To help understand how these new “religious freedom” laws impact us here in Virginia, the Central Virginia Rainbow Partnership hosted a public meeting to discuss the potential dangers that this bill poses to the community at large.
Bary Hausrath, a lawyer who deals almost entirely with LGBTQ clients, opened the meeting by describing the nature of a conscience clause.
A relatively new innovation, the clause can potentially allow an individual who is subject to any type of law, whether its licensing or otherwise, to refuse services or take on clients if doing so would violate a deeply held religious belief.
This protection can even be expanded to include moral beliefs. These clauses are being called “dangerous to the community” because they make it difficult to concretely define what violates a moral belief.
But the birth of these laws stems from a bill introduced in 1993, the Religious Freedom Restoration Act. It was enacted to prevent laws from violating a person’s right to exercise their religion. While initially the Act only existed at a federal level, states have recently begun to introduce mirror bills to their state legislations.
The Arizona ‘Anti-Gay’ bill is an example of a state Religious Freedom Act.
Several other states have also proposed mirror bills into state legislation.
“The general reason that states are freaking out to have this done, is because conservatives are realizing that they can’t stop marriage equality from happening. the real danger is the minor variations,” said Hausrath.
In response to the 2014 General Assembly session, the conservative group The Family Foundation has hailed the passage of the laws as a benchmark for conscience rights in Virginia. “If genetic counselors can be protected from being forced to violate their conscience, it follows that all other professions should receive equal protection,” said the Family Foundation in a press release shortly after the bills passed VA’s House and Senate.
Similarly, Idaho has passed a conscience clause which offers broad protection for anyone who is licensed in any sort of profession.
“It then goes on to say that you can refuse to provide any sort of care other than emergency medical care if its against your deeply held moral or religious beliefs,” said Hausrath.
To prevent this from happening Executive Director of Equality Virginia James Parrish, shared some ideas on what people can do locally. Drawing from information derived from focus groups, Parrish discussed the difficult landscape ahead when dealing with the conscience clause and the ‘conflicted middle.’
The conflicted middle, as defined by the poll results, are individuals who fell in between individuals who supported marriage equality and individuals who opposed it.

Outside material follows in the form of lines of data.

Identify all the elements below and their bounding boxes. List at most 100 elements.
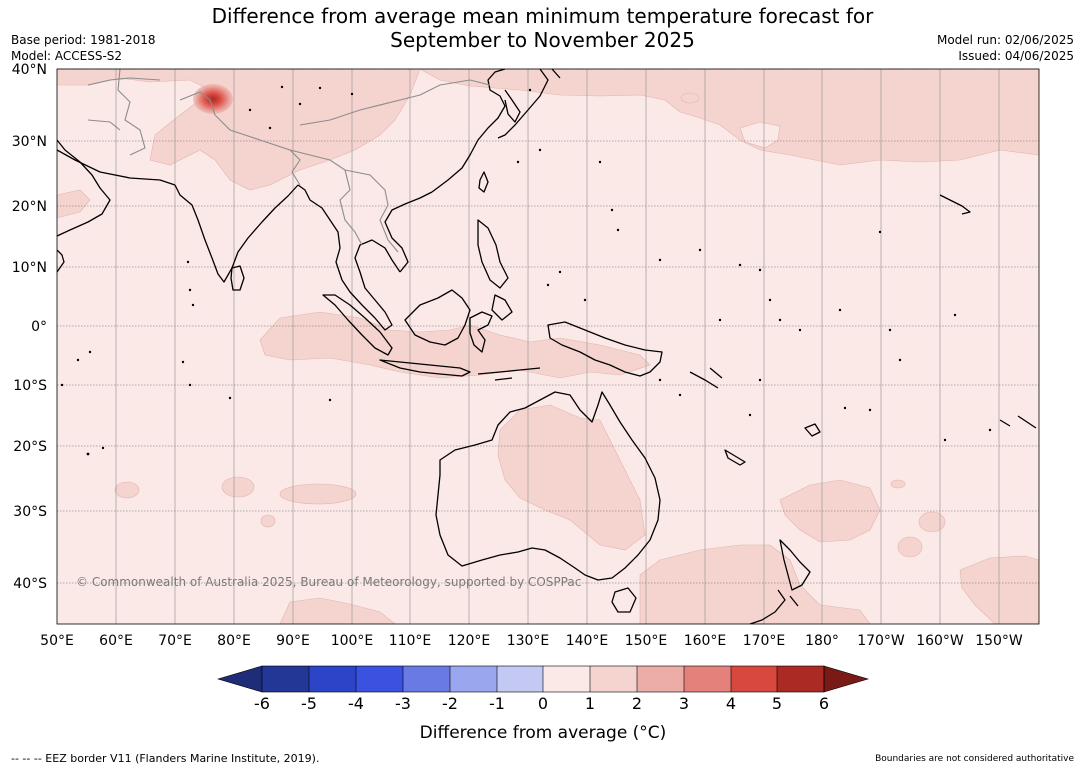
anomaly-region-small-4 xyxy=(221,476,255,498)
coastline-sulawesi xyxy=(469,311,493,353)
coastline-sri-lanka xyxy=(230,265,245,291)
lat-labels: 40°N 30°N 20°N 10°N 0° 10°S 20°S 30°S 40… xyxy=(12,62,47,592)
colorbar-bin-4 xyxy=(731,666,777,692)
coastline-indochina xyxy=(384,191,433,273)
coastline-japan xyxy=(497,69,561,139)
coastline-sumatra xyxy=(322,294,393,356)
anomaly-region-small-2 xyxy=(260,514,276,528)
meta-left: Base period: 1981-2018 Model: ACCESS-S2 xyxy=(11,32,156,64)
lon-label-60e: 60°E xyxy=(99,633,133,649)
coastline-fiji xyxy=(804,423,821,437)
lon-label-140e: 140°E xyxy=(566,633,609,649)
model-text: Model: ACCESS-S2 xyxy=(11,49,123,63)
coastline-lesser-sunda xyxy=(477,367,541,381)
coastline-india xyxy=(174,184,299,283)
lon-label-160w: 160°W xyxy=(916,633,964,649)
map-frame xyxy=(56,68,1040,625)
anomaly-region-southwest xyxy=(279,597,396,624)
lat-label-0: 0° xyxy=(31,319,47,335)
colorbar-tick-label: -5 xyxy=(301,694,317,713)
coastline-solomons xyxy=(689,367,723,389)
lon-label-80e: 80°E xyxy=(217,633,251,649)
lat-label-10n: 10°N xyxy=(12,260,47,276)
lon-label-70e: 70°E xyxy=(158,633,192,649)
meta-right: Model run: 02/06/2025 Issued: 04/06/2025 xyxy=(937,32,1074,64)
coastline-tasmania xyxy=(611,587,637,613)
lon-label-150w: 150°W xyxy=(975,633,1023,649)
colorbar-tick-label: -4 xyxy=(348,694,364,713)
anomaly-region-southeast-pacific xyxy=(959,555,1039,624)
anomaly-region-small-7 xyxy=(890,479,906,489)
colorbar-tick-label: -1 xyxy=(489,694,505,713)
anomaly-region-small-3 xyxy=(279,483,357,505)
colorbar-bin-m5 xyxy=(309,666,356,692)
colorbar-bin-5 xyxy=(777,666,824,692)
lon-label-120e: 120°E xyxy=(448,633,491,649)
anomaly-region-south-pacific xyxy=(779,479,881,543)
boundaries-disclaimer: Boundaries are not considered authoritat… xyxy=(875,754,1074,764)
lon-label-160e: 160°E xyxy=(684,633,727,649)
coastline-borneo xyxy=(404,289,471,346)
colorbar-tick-label: -6 xyxy=(254,694,270,713)
lon-labels: 50°E 60°E 70°E 80°E 90°E 100°E 110°E 120… xyxy=(40,633,1023,649)
coastline-malay-peninsula xyxy=(341,239,401,331)
graticule xyxy=(115,69,1000,624)
anomaly-region-australia xyxy=(497,404,646,551)
issued-text: Issued: 04/06/2025 xyxy=(958,49,1074,63)
colorbar-tick-label: 5 xyxy=(772,694,782,713)
lon-label-130e: 130°E xyxy=(507,633,550,649)
colorbar-bin-3 xyxy=(684,666,731,692)
anomaly-region-small-8 xyxy=(680,92,700,104)
anomaly-region-maritime xyxy=(259,311,651,379)
island-dots xyxy=(60,85,992,456)
anomaly-region-small-1 xyxy=(114,481,140,499)
coastline-french-polynesia xyxy=(999,415,1037,429)
anomaly-region-small-6 xyxy=(918,511,946,533)
coastline-new-zealand-south xyxy=(749,589,799,624)
coastlines xyxy=(57,69,1037,624)
colorbar-bin-m3 xyxy=(403,666,450,692)
eez-border-note: -- -- -- EEZ border V11 (Flanders Marine… xyxy=(11,752,320,765)
colorbar-bin-m6 xyxy=(262,666,309,692)
lat-label-20n: 20°N xyxy=(12,199,47,215)
lon-label-170e: 170°E xyxy=(743,633,786,649)
lat-label-20s: 20°S xyxy=(13,439,47,455)
coastline-china xyxy=(431,69,506,193)
lon-label-180: 180° xyxy=(805,633,839,649)
map-title-line1: Difference from average mean minimum tem… xyxy=(211,4,874,28)
coastline-arabia xyxy=(57,139,111,237)
coastline-hawaii xyxy=(939,194,971,215)
coastline-bay-of-bengal xyxy=(297,184,343,281)
map-title-line2: September to November 2025 xyxy=(390,28,695,52)
lat-label-40n: 40°N xyxy=(12,62,47,78)
colorbar-tick-label: 3 xyxy=(679,694,689,713)
anomaly-hole-north-pacific xyxy=(739,121,781,149)
colorbar-tick-label: 2 xyxy=(632,694,642,713)
anomaly-hotspot-himalaya xyxy=(193,84,233,114)
anomaly-region-tasman xyxy=(639,544,871,624)
colorbar-tick-label: 0 xyxy=(538,694,548,713)
colorbar-tick-label: -3 xyxy=(395,694,411,713)
coastline-iran-pakistan xyxy=(57,149,176,186)
colorbar-under-arrow xyxy=(216,665,263,693)
lon-label-90e: 90°E xyxy=(276,633,310,649)
lat-label-10s: 10°S xyxy=(13,378,47,394)
model-run-text: Model run: 02/06/2025 xyxy=(936,33,1074,47)
colorbar-tick-label: 4 xyxy=(726,694,736,713)
coastline-philippines xyxy=(477,219,513,321)
lat-label-40s: 40°S xyxy=(13,576,47,592)
colorbar: -6 -5 -4 -3 -2 -1 0 1 2 3 4 5 6 Differen… xyxy=(216,665,870,743)
coastline-java xyxy=(379,359,471,377)
lat-label-30s: 30°S xyxy=(13,504,47,520)
coastline-taiwan xyxy=(478,171,489,193)
colorbar-bin-m2 xyxy=(450,666,497,692)
anomaly-region-north-pacific xyxy=(419,69,1039,166)
colorbar-bin-0 xyxy=(543,666,590,692)
colorbar-tick-label: 6 xyxy=(819,694,829,713)
colorbar-over-arrow xyxy=(823,665,870,693)
colorbar-title: Difference from average (°C) xyxy=(420,723,667,743)
colorbar-bin-1 xyxy=(590,666,637,692)
anomaly-region-small-5 xyxy=(897,536,923,558)
coastline-new-zealand-north xyxy=(779,539,811,591)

The results proved the middle, was often indecisive on their stance for conscience clauses. One question asked, if marriage is legal for gay and lesbian couples in their state, then businesses who offer wedding services should have to serve them like any other customer. In response, 68% of the group agreed. However, 47% also said that our country was founded on the principle of religious freedom, therefore people do not have to violate their religious views if they don’t agree with the marriage. “Which means in this focus group 15% of people agreed with both statements, there is your conflicted middle,” said Parrish.
The situation, according to Parrish, becomes more concerning when conscience clause advocates put a face to the issue. “Once the public sees their face, hears their story, they begin to empathize. They sympathize with people struggling,” said Parrish.
It becomes harder to sway the middle when the grandmother who loves gay couples, but wants to protect the sanctity of marriage, shares her story said Parish.
Because of this, Equality Virginia has developed three ways to frame the message to individuals on the fence with the issue. Reminding the middle about:
1. Freedom, a fundamental American Value
2. The Golden Rule – treat others the way you want to be treated
3. Marriage commitment – focus on the bigger picture, marrying to share love and commitment.
These conscious clause bills are sure to rear their heads again in the 2015 GA, where a republican dominated House and Senate will face the difficult questions much like the focus groups experienced. EV and GayRVA will continue to track these issues as they arise.